In the experiments, the researchers implanted two kinds of scaffolds into rabbits. One type was made of a biodegradable plastic called poly(propylene fumarate), or PPF, which has performed well in previous experiments. The second was made of 99.5 percent PPF and 0.5 percent single-walled carbon nanotubes. Nanotubes are about 80,000th the width of a hair. While they are normally about a thousand times longer than they are wide, the researchers used shorter segments that have fared well in prior cytocompatibility studies.

Half the samples were examined four weeks after implantation and half after 12 weeks. While there was no notable difference in performance at four weeks, the nanotube composites exhibited up to threefold greater bone ingrowth after 12 weeks than the PPF. Furthermore, the researchers found the 12-week composite scaffolds contained about two-thirds as much bone tissue as the nearby native bone tissue, while the PPF contained only about one-fifth as much.

Mikos said the nanocomposites performed better than anticipated. In fact, the results indicate that they may go beyond passive guides and take an active role in promoting bone growth.

"We don't yet know the exact mechanism of this enhanced bone formation, but we have intensive studies under way to find out," Mikos said. "It could be related to changes in surface chemistry, strength or other factors."
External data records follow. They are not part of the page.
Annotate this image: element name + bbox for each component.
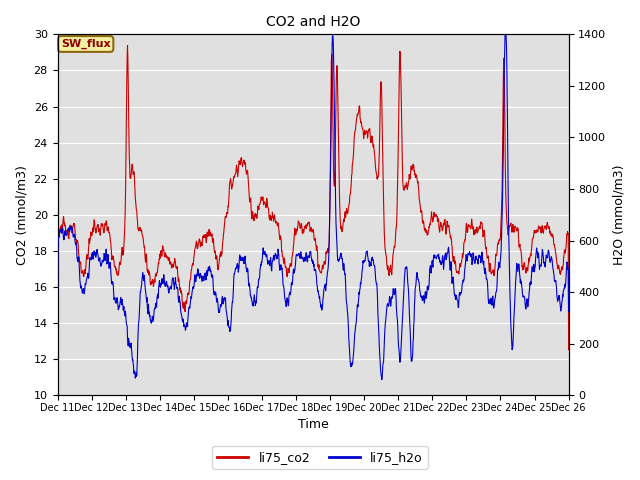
Text: SW_flux: SW_flux bbox=[61, 39, 111, 49]
Legend: li75_co2, li75_h2o: li75_co2, li75_h2o bbox=[212, 446, 428, 469]
X-axis label: Time: Time bbox=[298, 419, 328, 432]
Y-axis label: CO2 (mmol/m3): CO2 (mmol/m3) bbox=[15, 165, 28, 264]
Y-axis label: H2O (mmol/m3): H2O (mmol/m3) bbox=[612, 165, 625, 265]
Title: CO2 and H2O: CO2 and H2O bbox=[266, 15, 360, 29]
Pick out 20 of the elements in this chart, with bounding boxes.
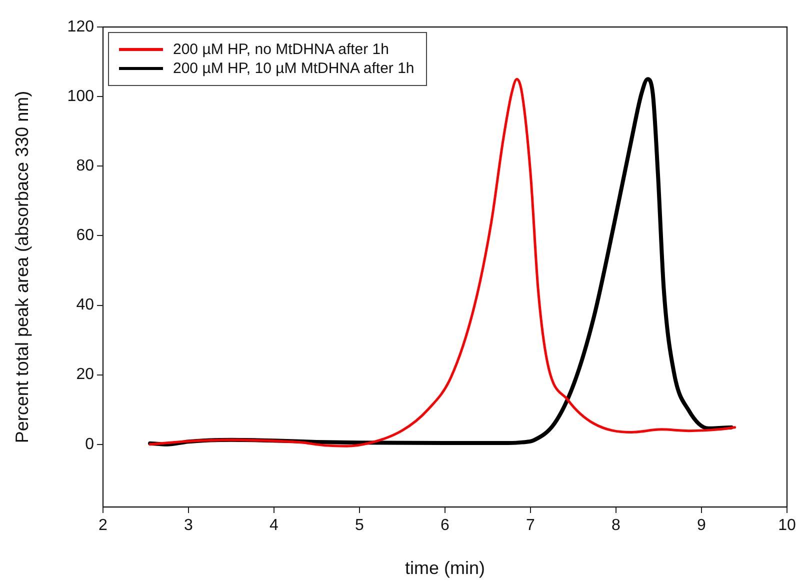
y-tick-label: 20 xyxy=(76,366,94,384)
x-tick-label: 8 xyxy=(612,517,621,534)
x-axis-title: time (min) xyxy=(405,558,485,578)
x-tick-label: 5 xyxy=(355,517,364,534)
x-tick-label: 9 xyxy=(697,517,706,534)
y-tick-label: 60 xyxy=(76,227,94,244)
y-tick-label: 80 xyxy=(76,158,94,175)
x-tick-label: 6 xyxy=(440,517,450,534)
x-tick-label: 7 xyxy=(526,517,536,534)
legend-label: 200 µM HP, 10 µM MtDHNA after 1h xyxy=(173,60,414,77)
y-axis-title: Percent total peak area (absorbace 330 nm) xyxy=(12,90,32,444)
y-tick-label: 120 xyxy=(67,18,94,36)
x-tick-label: 10 xyxy=(778,517,796,534)
x-tick-label: 2 xyxy=(98,517,108,534)
y-tick-label: 100 xyxy=(67,88,94,105)
x-tick-label: 4 xyxy=(270,517,279,534)
legend-label: 200 µM HP, no MtDHNA after 1h xyxy=(173,41,389,58)
y-tick-label: 0 xyxy=(85,436,94,453)
x-tick-label: 3 xyxy=(184,517,194,534)
y-tick-label: 40 xyxy=(76,296,94,314)
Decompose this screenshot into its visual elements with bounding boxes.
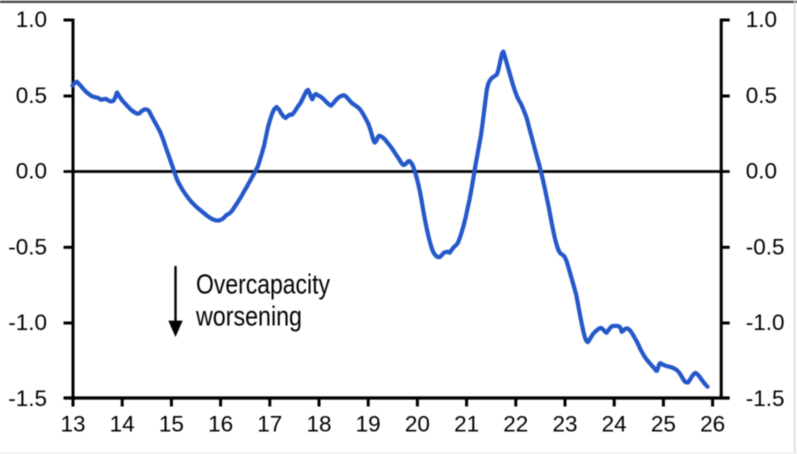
svg-text:-0.5: -0.5 — [746, 235, 785, 260]
svg-text:1.0: 1.0 — [16, 7, 47, 32]
svg-text:13: 13 — [60, 412, 85, 437]
svg-text:1.0: 1.0 — [746, 7, 777, 32]
svg-text:18: 18 — [306, 412, 331, 437]
svg-text:20: 20 — [405, 412, 430, 437]
svg-text:-1.5: -1.5 — [746, 386, 785, 411]
svg-text:26: 26 — [700, 412, 725, 437]
svg-text:21: 21 — [454, 412, 479, 437]
svg-text:-1.5: -1.5 — [8, 386, 47, 411]
svg-text:-1.0: -1.0 — [746, 310, 785, 335]
svg-text:worsening: worsening — [195, 301, 302, 332]
svg-text:-0.5: -0.5 — [8, 235, 47, 260]
svg-text:19: 19 — [356, 412, 381, 437]
svg-text:22: 22 — [503, 412, 528, 437]
svg-text:-1.0: -1.0 — [8, 310, 47, 335]
svg-text:15: 15 — [159, 412, 184, 437]
svg-text:23: 23 — [552, 412, 577, 437]
svg-text:17: 17 — [257, 412, 282, 437]
svg-text:0.0: 0.0 — [16, 159, 47, 184]
svg-text:16: 16 — [208, 412, 233, 437]
svg-text:0.5: 0.5 — [746, 83, 777, 108]
svg-text:24: 24 — [602, 412, 627, 437]
svg-text:25: 25 — [651, 412, 676, 437]
svg-text:0.0: 0.0 — [746, 159, 777, 184]
svg-text:Overcapacity: Overcapacity — [196, 269, 330, 300]
svg-text:0.5: 0.5 — [16, 83, 47, 108]
svg-text:14: 14 — [110, 412, 135, 437]
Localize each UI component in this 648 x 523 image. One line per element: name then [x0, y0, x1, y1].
Co-authors on the paper include Rice former Ph.D. graduate student Xinfeng Shi, now a research scientist at Bausch & Lomb, and former postdoctoral fellow Balaji Sitharaman, now an assistant professor of biomedical engineering at State University of New York at Stony Brook; Lon Wilson, professor of chemistry at Rice; and John Jansen, Frank Walboomers, Hongbing Liao and Vincent Cuijpers, all of Radboud University Nijmegen Medical Center.

The research was funded by the National Institutes of Health, the National Science Foundation, the Robert A. Welch Foundation, and Rice's J. Evans-Attwell Postdoctoral Fellows Program.